Classe também denuncia ausência de reajuste salarial na rede estadual de ensino
O Sindicato de Professores e Pedagogos de Manaus (Asprom-Sindical) apresentou nesta quarta-feira (23) duas representações no Ministério Público do Amazonas (MP-AM). A primeira questiona a lei estadual 7.437/2025, de autoria da deputada estadual Débora Menezes (PL), que proíbe “doutrinação política nas escolas estaduais”. A outra denuncia a omissão do Governo do Estado em reajustar os salários dos servidores da educação, com base na data-base prevista em lei.
De acordo com o coordenador jurídico da Asprom, Lambert Melo, a norma é inconstitucional e configura uma “lei da mordaça”, ao restringir a liberdade de ensino e o direito à pluralidade de ideias em sala de aula.

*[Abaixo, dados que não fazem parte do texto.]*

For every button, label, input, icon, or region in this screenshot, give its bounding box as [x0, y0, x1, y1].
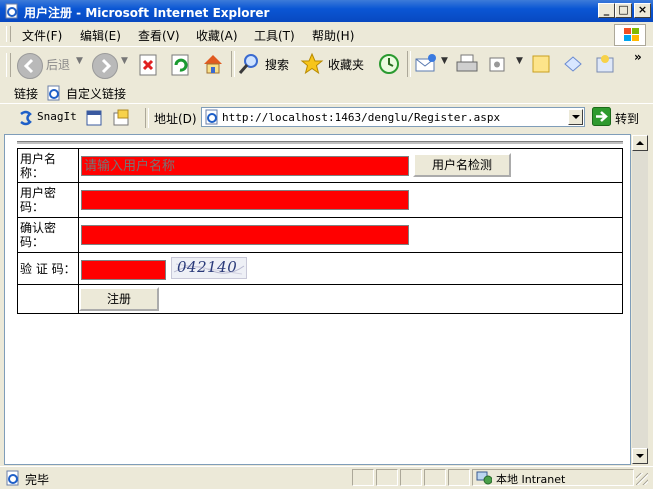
go-arrow-icon[interactable] — [592, 107, 611, 126]
ie-status-icon — [6, 470, 19, 486]
address-dropdown-icon[interactable] — [568, 109, 583, 125]
print-icon[interactable] — [455, 53, 479, 75]
links-label: 链接 — [14, 87, 39, 101]
menu-help[interactable]: 帮助(H) — [312, 27, 354, 44]
menu-file[interactable]: 文件(F) — [22, 27, 62, 44]
snagit-icon[interactable] — [18, 110, 34, 126]
search-icon[interactable] — [237, 52, 261, 76]
forward-icon[interactable] — [92, 53, 118, 79]
custom-link[interactable]: 自定义链接 — [66, 85, 126, 102]
password-input[interactable] — [81, 190, 409, 210]
discuss-icon[interactable] — [530, 53, 552, 75]
snagit-capture-icon[interactable] — [112, 109, 130, 127]
page-viewport: 用户名 称： 用户名检测 用户密 码： 确认密 码： — [4, 134, 631, 465]
zone-label: 本地 Intranet — [496, 473, 566, 486]
resize-grip[interactable] — [636, 473, 648, 485]
confirm-password-label: 确认密 — [20, 221, 57, 235]
address-url: http://localhost:1463/denglu/Register.as… — [222, 111, 501, 124]
home-icon[interactable] — [201, 52, 225, 76]
history-icon[interactable] — [377, 52, 401, 76]
security-zone: 本地 Intranet — [472, 469, 634, 486]
stop-icon[interactable] — [138, 54, 160, 76]
links-bar: 链接 自定义链接 — [0, 83, 653, 104]
password-label-cell: 用户密 码： — [17, 182, 79, 218]
address-label: 地址(D) — [154, 112, 197, 126]
check-username-button[interactable]: 用户名检测 — [413, 153, 511, 177]
captcha-text: 042140 — [177, 258, 238, 276]
back-label[interactable]: 后退 — [46, 56, 70, 73]
address-input[interactable]: http://localhost:1463/denglu/Register.as… — [201, 107, 585, 127]
vertical-scrollbar[interactable] — [631, 134, 649, 465]
scroll-up-icon[interactable] — [632, 135, 648, 151]
menu-edit[interactable]: 编辑(E) — [80, 27, 121, 44]
messenger-icon[interactable] — [561, 53, 585, 75]
scroll-down-icon[interactable] — [632, 448, 648, 464]
mail-icon[interactable] — [414, 53, 438, 75]
maximize-button[interactable]: □ — [615, 3, 632, 18]
menu-grip — [6, 26, 11, 42]
status-text: 完毕 — [25, 473, 50, 487]
register-button[interactable]: 注册 — [79, 287, 159, 311]
favorites-icon[interactable] — [300, 52, 324, 76]
toolbar-overflow-icon[interactable]: » — [634, 50, 642, 64]
captcha-label: 验 证 码： — [20, 261, 76, 276]
register-form-table: 用户名 称： 用户名检测 用户密 码： 确认密 码： — [17, 148, 623, 314]
snagit-label[interactable]: SnagIt — [37, 110, 77, 123]
ie-page-icon — [205, 109, 218, 125]
search-label[interactable]: 搜索 — [265, 56, 289, 73]
username-label-cell: 用户名 称： — [17, 148, 79, 183]
minimize-button[interactable]: _ — [598, 3, 615, 18]
captcha-image[interactable]: 042140 — [171, 257, 247, 279]
username-input[interactable] — [81, 156, 409, 176]
ie-link-icon — [47, 85, 60, 101]
intranet-zone-icon — [476, 471, 492, 485]
forward-dropdown-icon[interactable]: ▼ — [121, 56, 128, 66]
standard-toolbar: 后退 ▼ ▼ 搜索 收藏夹 ▼ ▼ » — [0, 47, 653, 84]
ie-page-icon — [5, 3, 18, 19]
captcha-label-cell: 验 证 码： — [17, 252, 79, 285]
back-dropdown-icon[interactable]: ▼ — [76, 56, 83, 66]
close-button[interactable]: × — [634, 3, 651, 18]
horizontal-rule — [17, 141, 623, 145]
windows-logo-icon — [614, 24, 646, 46]
window-title: 用户注册 - Microsoft Internet Explorer — [24, 6, 270, 20]
research-icon[interactable] — [593, 52, 617, 76]
confirm-password-input[interactable] — [81, 225, 409, 245]
refresh-icon[interactable] — [170, 54, 192, 76]
title-bar: 用户注册 - Microsoft Internet Explorer _ □ × — [0, 0, 653, 22]
favorites-label[interactable]: 收藏夹 — [328, 56, 364, 73]
password-label: 用户密 — [20, 186, 57, 200]
edit-icon[interactable] — [488, 55, 508, 75]
status-bar: 完毕 本地 Intranet — [0, 466, 653, 489]
menu-bar: 文件(F) 编辑(E) 查看(V) 收藏(A) 工具(T) 帮助(H) — [0, 22, 653, 47]
back-icon[interactable] — [17, 53, 43, 79]
go-button[interactable]: 转到 — [615, 110, 639, 127]
username-label: 用户名 — [20, 151, 57, 166]
menu-tools[interactable]: 工具(T) — [254, 27, 295, 44]
captcha-input[interactable] — [81, 260, 166, 280]
menu-view[interactable]: 查看(V) — [138, 27, 180, 44]
mail-dropdown-icon[interactable]: ▼ — [441, 56, 448, 66]
snagit-window-icon[interactable] — [85, 109, 103, 127]
menu-favorites[interactable]: 收藏(A) — [196, 27, 238, 44]
confirm-label-cell: 确认密 码： — [17, 217, 79, 253]
edit-dropdown-icon[interactable]: ▼ — [516, 56, 523, 66]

“Os professores atuam com profissionalismo, promovendo o pensamento crítico dos alunos a partir de diferentes visões de mundo”, afirmou Melo. Para ele, a deputada age como “agente do conservadorismo” ao tentar impor uma ideologia única.
A Asprom-Sindical pede que o MP ajuíze uma ação de inconstitucionalidade da lei estadual, com base em precedentes do Supremo Tribunal Federal (STF), que já considerou inconstitucional legislação semelhante aprovada em Alagoas.
A lei define como doutrinação política “qualquer ato que vise promover a adesão a determinada corrente ideológica, partido político ou posicionamento político-partidário, de forma coercitiva ou tendenciosa, em prejuízo da liberdade de pensamento e expressão dos alunos”.
O sindicato alega que, mesmo sem prever sanções, a norma fere a liberdade de ensinar e aprender, garantida pela Constituição Federal e pela Constituição do Amazonas.
Deputada reage
Procurada pela reportagem, a deputada Débora Menezes disse que “repudia com perplexidade” a ação do sindicato. Para ela, “é um grave equívoco considerar absurda uma lei que protege a liberdade de pensamento dos alunos”.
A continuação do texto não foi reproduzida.